Al otro lado de la calle, Julian Poole acababa de terminar de comprar y salió del centro comercial, mirando inadvertidamente hacia arriba para ver esa llamativa silueta roja.

Contra el cielo ya oscurecido, era increíblemente brillante.

La mujer giró ligeramente el rostro, apartó el cabello despeinado por el viento, revelando un rostro asombrosamente hermoso.

Las pupilas de Julian Poole se contrajeron bruscamente.

—¡Tanya Sinclair!

La intersección se tragó su voz con el ruido del tráfico, y estaban separados por varias calles; su voz naturalmente no podía llegar a ella.

Observó cómo Tanya Sinclair se subía a un coche.

Julian Poole, ansioso y angustiado, condujo tras ella.

¡Esta vez, no dejaría que desapareciera de su vista otra vez!

Bar Phantasm.

El cielo había caído, y las luces de neón recién se encendían.
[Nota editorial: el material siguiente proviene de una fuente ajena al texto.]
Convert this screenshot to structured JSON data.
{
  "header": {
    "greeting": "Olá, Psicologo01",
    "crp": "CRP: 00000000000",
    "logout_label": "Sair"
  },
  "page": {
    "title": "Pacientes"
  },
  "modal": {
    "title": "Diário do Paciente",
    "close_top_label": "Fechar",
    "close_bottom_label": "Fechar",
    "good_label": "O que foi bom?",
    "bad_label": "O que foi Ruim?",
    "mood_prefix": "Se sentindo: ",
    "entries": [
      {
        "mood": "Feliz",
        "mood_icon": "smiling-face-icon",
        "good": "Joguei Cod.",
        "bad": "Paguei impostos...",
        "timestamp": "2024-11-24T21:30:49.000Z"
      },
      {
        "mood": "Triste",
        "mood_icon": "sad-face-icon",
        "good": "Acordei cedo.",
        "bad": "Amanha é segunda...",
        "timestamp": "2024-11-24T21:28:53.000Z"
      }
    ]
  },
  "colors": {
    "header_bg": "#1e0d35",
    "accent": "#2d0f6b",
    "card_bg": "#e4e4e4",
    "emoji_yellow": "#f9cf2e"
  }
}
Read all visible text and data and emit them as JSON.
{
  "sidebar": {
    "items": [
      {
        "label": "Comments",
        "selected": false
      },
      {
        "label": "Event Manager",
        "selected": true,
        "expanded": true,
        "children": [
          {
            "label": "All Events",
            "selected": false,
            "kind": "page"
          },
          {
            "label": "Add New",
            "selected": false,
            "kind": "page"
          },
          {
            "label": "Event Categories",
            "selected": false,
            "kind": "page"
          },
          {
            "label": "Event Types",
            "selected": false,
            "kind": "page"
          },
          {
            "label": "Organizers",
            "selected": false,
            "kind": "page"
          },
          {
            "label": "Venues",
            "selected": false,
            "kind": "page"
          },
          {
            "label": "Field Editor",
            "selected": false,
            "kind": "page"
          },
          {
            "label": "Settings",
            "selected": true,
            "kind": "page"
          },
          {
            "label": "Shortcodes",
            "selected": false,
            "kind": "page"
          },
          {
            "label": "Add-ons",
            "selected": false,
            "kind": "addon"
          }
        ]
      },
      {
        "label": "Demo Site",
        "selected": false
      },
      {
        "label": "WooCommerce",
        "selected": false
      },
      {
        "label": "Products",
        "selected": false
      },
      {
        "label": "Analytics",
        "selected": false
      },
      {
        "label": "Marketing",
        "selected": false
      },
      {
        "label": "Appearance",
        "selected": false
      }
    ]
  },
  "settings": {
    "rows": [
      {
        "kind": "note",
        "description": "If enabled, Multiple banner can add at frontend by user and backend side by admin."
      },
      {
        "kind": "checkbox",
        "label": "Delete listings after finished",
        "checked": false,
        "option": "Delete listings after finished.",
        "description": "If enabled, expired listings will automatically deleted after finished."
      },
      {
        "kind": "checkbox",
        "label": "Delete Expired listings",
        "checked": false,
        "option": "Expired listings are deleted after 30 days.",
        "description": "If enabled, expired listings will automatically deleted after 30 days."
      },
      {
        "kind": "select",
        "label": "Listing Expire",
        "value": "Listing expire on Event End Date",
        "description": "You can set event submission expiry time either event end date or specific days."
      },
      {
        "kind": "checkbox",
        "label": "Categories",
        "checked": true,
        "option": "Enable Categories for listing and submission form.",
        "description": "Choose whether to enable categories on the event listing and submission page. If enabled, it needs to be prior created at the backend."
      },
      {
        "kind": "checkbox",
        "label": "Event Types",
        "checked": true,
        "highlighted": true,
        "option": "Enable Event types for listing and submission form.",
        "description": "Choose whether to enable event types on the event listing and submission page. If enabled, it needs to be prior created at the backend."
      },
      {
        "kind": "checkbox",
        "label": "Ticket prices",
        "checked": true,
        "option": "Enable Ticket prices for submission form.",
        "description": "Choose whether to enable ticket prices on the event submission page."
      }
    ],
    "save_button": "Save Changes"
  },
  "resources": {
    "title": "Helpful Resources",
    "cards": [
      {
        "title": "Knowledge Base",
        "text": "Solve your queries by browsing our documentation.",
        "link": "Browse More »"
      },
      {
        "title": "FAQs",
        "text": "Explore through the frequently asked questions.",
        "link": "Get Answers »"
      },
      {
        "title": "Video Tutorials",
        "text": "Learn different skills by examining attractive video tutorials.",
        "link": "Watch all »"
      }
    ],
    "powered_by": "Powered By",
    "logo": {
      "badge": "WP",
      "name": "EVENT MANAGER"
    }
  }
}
Como uno de los mejores bares de Aris, ya en el horario de apertura, estaba lleno de jóvenes que buscaban placer.

Vincent Hawthorne salió de la sala privada, su cabeza todavía pesada y mareada por la resaca.

Anoche, bebió mucho, se emborrachó terriblemente y no quería que Caden y Joy lo vieran, así que se quedó aquí y durmió por un día.

Rhys Lucas había estado estrictamente vigilado por el patriarca de su familia últimamente, marchándose justo antes de la medianoche.

Cuando despertó, solo Cody Crawford y algunos otros permanecían en la sala privada, también muy borrachos, algunos durmiendo, otros en la habitación interior con chicas.

Vincent Hawthorne saludó a Cody Crawford y se fue directamente.

No estaba particularmente interesado en lugares como clubes nocturnos, un par de veces al mes como máximo, y esta era la primera vez que se quedaba a pasar la noche.

No es que fuera particularmente recto, solo que encontraba estos lugares ruidosos, y las mujeres aquí repugnantes.

Al llegar a la escalera, escuchó al dueño del bar instruyendo a sus hombres.

—Aseguren el reservado lujoso más cercano a la pista de baile, no dejen que nadie se siente allí por error.

Llegarán pronto, y asignen solo al Equipo A, siete personas, para servir esa mesa esta noche.

¿Siete personas?

Vincent Hawthorne se deshizo de su molesta corbata con una mano, al escuchar esto, miró de reojo la ubicación del reservado vacío abajo, y no pudo evitar burlarse.

Pidiendo siete de una vez…

¿eso es bastante extravagancia?

Si estaban casadas, ese hombre en casa debe ser terriblemente incompetente.